«L’égalitarisme ré-pu-bli-cain en vigueur diffère du républicanisme réel en ce qu’il ne doit jamais être pris au pied de la lettre. Il n’est que proclamé, théorique donc virtuel.»
(Philippe Marlière, Rebelles imaginaires, Têtu n°203, octobre 2014)
Les propos de Xavier Dolan, qui se dit «dégoûté» par l’existence de prix récompensant les films à thématiques LGBT, ont trouvé un écho presque unanimement favorable auprès de l’opinion publique. En France, la dénonciation du « communautarisme » est toujours de bon aloi, et tant pis si celui-ci est le plus souvent invoqué hors-de-propos, comme c’est le cas ici. Même une partie importante des gays et des lesbiennes semble y adhérer, comme en témoigne une majorité des réactions sur un site LGBT comme Yagg. Il y a là une sorte de syndrome de l’Oncle Tom, qui voit une minorité dominée prendre fait et cause pour le discours majoritaire qui théorise son infériorité et son invisibilité. Comment expliquer que ce discours ultra-dominant continue pourtant de se parer des oripeaux du courage et de l’anticonformisme ?
Une partie de la réponse se trouve peut-être dans les pages du dernier numéro de Têtu, dont la couverture est précisément ornée d’une photo de… Xavier Dolan (qui, sans grand souci de cohérence, n’est visiblement pas «dégoûté» d’assurer sa promo dans un magazine gay). Le politologue Philippe Marlière y décortique la rhétorique «ré-pu-bli-caine» qui nous intime de «refuser les étiquettes» et de «sortir du ghetto». «Homos, bi, trans, hétéros : nous sommes humains avant tout !» proclament ainsi fièrement ceux qui refusent de comprendre que les films à thématiques LGBT ont besoin, pour accéder au grand public, d’un coup de pouce médiatique plus fort que les autres.
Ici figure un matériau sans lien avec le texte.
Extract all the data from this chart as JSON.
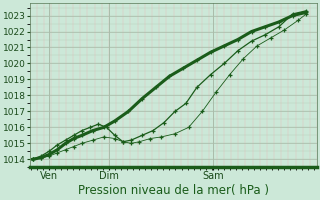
{
  "background_color": "#cce8d8",
  "plot_bg_color": "#cce8d8",
  "grid_major_color": "#aabcaa",
  "grid_minor_v_color": "#e8b8b8",
  "grid_minor_h_color": "#b8ccb8",
  "line_color": "#1a5c1a",
  "ylim": [
    1013.5,
    1023.8
  ],
  "yticks": [
    1014,
    1015,
    1016,
    1017,
    1018,
    1019,
    1020,
    1021,
    1022,
    1023
  ],
  "xlabel": "Pression niveau de la mer( hPa )",
  "xlabel_fontsize": 8.5,
  "xtick_labels": [
    "Ven",
    "Dim",
    "Sam"
  ],
  "xtick_positions": [
    0.06,
    0.28,
    0.66
  ],
  "vline_positions": [
    0.06,
    0.28,
    0.66
  ],
  "xlim": [
    -0.01,
    1.04
  ],
  "series1_x": [
    0.0,
    0.03,
    0.06,
    0.09,
    0.12,
    0.15,
    0.18,
    0.22,
    0.26,
    0.3,
    0.35,
    0.4,
    0.45,
    0.5,
    0.55,
    0.6,
    0.65,
    0.7,
    0.75,
    0.8,
    0.85,
    0.9,
    0.95,
    1.0
  ],
  "series1_y": [
    1014.0,
    1014.1,
    1014.3,
    1014.6,
    1015.0,
    1015.3,
    1015.5,
    1015.8,
    1016.0,
    1016.4,
    1017.0,
    1017.8,
    1018.5,
    1019.2,
    1019.7,
    1020.2,
    1020.7,
    1021.1,
    1021.5,
    1022.0,
    1022.3,
    1022.6,
    1023.0,
    1023.2
  ],
  "series2_x": [
    0.0,
    0.03,
    0.06,
    0.09,
    0.12,
    0.15,
    0.18,
    0.21,
    0.24,
    0.27,
    0.3,
    0.33,
    0.36,
    0.4,
    0.44,
    0.48,
    0.52,
    0.56,
    0.6,
    0.65,
    0.7,
    0.75,
    0.8,
    0.85,
    0.9,
    0.95,
    1.0
  ],
  "series2_y": [
    1014.0,
    1014.2,
    1014.5,
    1014.9,
    1015.2,
    1015.5,
    1015.8,
    1016.0,
    1016.2,
    1016.0,
    1015.5,
    1015.1,
    1015.2,
    1015.5,
    1015.8,
    1016.3,
    1017.0,
    1017.5,
    1018.5,
    1019.3,
    1020.0,
    1020.8,
    1021.4,
    1021.8,
    1022.3,
    1023.1,
    1023.3
  ],
  "series3_x": [
    0.0,
    0.03,
    0.06,
    0.09,
    0.12,
    0.15,
    0.18,
    0.22,
    0.26,
    0.3,
    0.33,
    0.36,
    0.39,
    0.43,
    0.47,
    0.52,
    0.57,
    0.62,
    0.67,
    0.72,
    0.77,
    0.82,
    0.87,
    0.92,
    0.97,
    1.0
  ],
  "series3_y": [
    1014.0,
    1014.1,
    1014.2,
    1014.4,
    1014.6,
    1014.8,
    1015.0,
    1015.2,
    1015.4,
    1015.3,
    1015.1,
    1015.0,
    1015.1,
    1015.3,
    1015.4,
    1015.6,
    1016.0,
    1017.0,
    1018.2,
    1019.3,
    1020.3,
    1021.1,
    1021.6,
    1022.1,
    1022.7,
    1023.1
  ]
}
Autrement dit, c’est en s’habillant de prétentions égalitaires (à même de séduire les gens de gauche, qui ne sont hélas pas épargnés quand il s’agit de dénoncer le « communautarisme ») que cette rhétorique « républicaine » entérine des inégalités de fait.
En refusant de voir l’écart immense entre le principe qu’il prétend défendre (l’égalité pour tous, auquel on ne trouvera évidemment rien à redire) et la réalité de nos sociétés (où les individus sont hiérarchisés en fonction de leur sexe, de leur identité de genre, de leur orientation sexuelle, de leur couleur de peau, etc.), ce discours pseudo-égalitariste contribue de facto à masquer que «dans la pratique, les égaux dans les positions de pouvoir économique, politique et culturel appartiennent presque invariablement au cénacle des hommes blancs, d’âge mûr et hétérosexuels» (Philippe Marlière).
En France plus qu’ailleurs, on aime confondre la République avec l’ordre établi et l’universel avec la norme. Plutôt que de faire de ces deux notions (la République et l’universel) un projet politique positif, un horizon vers lequel il serait exaltant de tendre, on préfère les considérer comme déjà acquises, les figer et les présenter comme menacées par celles et ceux qui ont l’impudence de réclamer leur juste part du gâteau. Que les internautes lecteurs et commentateurs du Figaro, du Point, de Marianne ou du Monde adhèrent à cette mentalité d’assiégés n’est en soi ni nouveau, ni surprenant. Que de très nombreuses personnes LGBT la partagent est en revanche nettement plus inquiétant – et devrait nous pousser, collectivement, à défendre et célébrer l’idée si noble et si décriée de « communauté ».